A volunteer who has helped her research archives in Prince Rupert, Robb Rydde, searched high school year books and passed on a potential surname. A simple phone directory led to him. She called at the end of April and last week a DNA paternity test determined that Keall and the man have a 99.9996 per cent probability of being father and daughter.

“He was in a committed relationship with my biological mother when I was conceived,” said Keall, 39. “He had no idea about me at all. There certainly is a shock and a sadness but in the search for my biological parents it is a happy ending.

“We certainly do have physical similarities. You can see it. I am so happy. I am looking forward to meeting him. It still feels surreal.

“He just kept saying, ‘Thank you for not quitting. Not many people would have kept looking, especially with nothing to go on.'”

The two have shared photos and spent hours on the phone together. They will meet in B.C. in June but have agreed not to reveal his identity to protect the mom, who serially abandoned five babies from the mid-1970s to the early 1980s and never told a soul.

“This story and this woman have impacted many lives. We don’t have the right to publicize her identity. She’s not here and there are living family members including the son that she raised,” Keall said. “We would never want to cause him any further distress.”

The mystery of Keall’s birth and her search has captured the hearts of many across North America.
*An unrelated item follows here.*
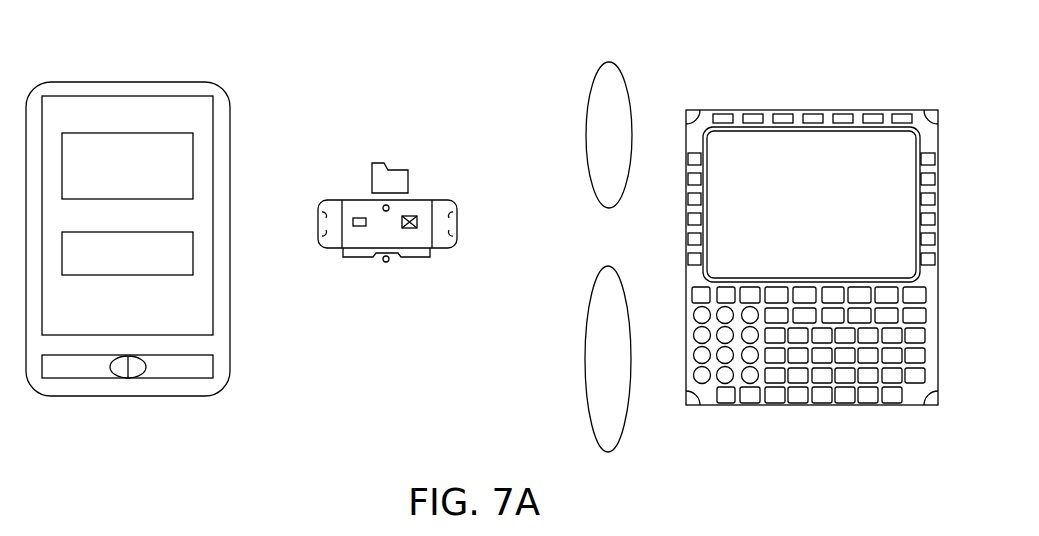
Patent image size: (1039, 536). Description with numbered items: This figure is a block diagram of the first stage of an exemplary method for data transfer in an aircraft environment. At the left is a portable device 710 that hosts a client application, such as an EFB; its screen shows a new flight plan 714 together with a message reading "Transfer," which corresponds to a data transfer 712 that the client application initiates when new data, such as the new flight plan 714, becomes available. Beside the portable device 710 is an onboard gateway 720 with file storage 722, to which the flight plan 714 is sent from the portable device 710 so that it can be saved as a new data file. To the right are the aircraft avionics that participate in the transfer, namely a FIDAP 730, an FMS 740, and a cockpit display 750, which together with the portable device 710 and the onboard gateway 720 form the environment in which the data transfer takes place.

The story of her birth mom and the serial abandonment of five babies is believed to be the only known story of its kind. She plans to write a book, has some interest in a film on her story, and still believes there could be one more baby abandoned by her mom that hasn’t been found.

“It just seems so amazing. Even though there have been some positives in the truths I have uncovered, there has also been some sadness,” Keall said.

“This past year has been so shocking. I’m still processing it. But now I have this wonderful gentleman who is my father and I am so happy.”

The first abandoned baby was Keall’s older half-sister, a Maple Ridge woman who was found on the steps of a Prince Rupert house on Feb. 7, 1976. Keall was found outside the Prince Rupert hospital a year and eight months later on Oct. 14, 1977. Keall’s half-brother was found on the steps of a small apartment building in Prince Rupert on May 23, 1979, a year and seven months after Keall was abandoned.

DNA tests between the three showed they share the same mom but have different fathers. All three were adopted and raised in B.C.

A baby boy abandoned on the back doorstep of North Vancouver’s Lions Gate Hospital on July 27, 1980 named Kenneth Allan by the nurses who looked after him, was likely also abandoned by Keall’s birth mom, who lived just around the corner from the hospital at the time.

The boy lived for only a few months. He was never adopted and suffered from numerous medical complications before he died. When he was abandoned he was anemic and was suffering from exposure.

Keall applied for medical records on her mom and learned about another baby her mom abandoned. In 1983 her mom had given birth to a baby girl in Vancouver and shortly afterwards walked out of the hospital, leaving the baby behind.

No one in her mom’s family knew about the girl’s birth. The baby, whom Keall has called Rose, was born with serious medical issues and lived for only a month, most of it as a ward of the government. She died at a hospice and was buried in Vancouver.

Rose died due to rare medical issues that were identical to those of Kenneth Allan, Keall has learned through medical records she has obtained.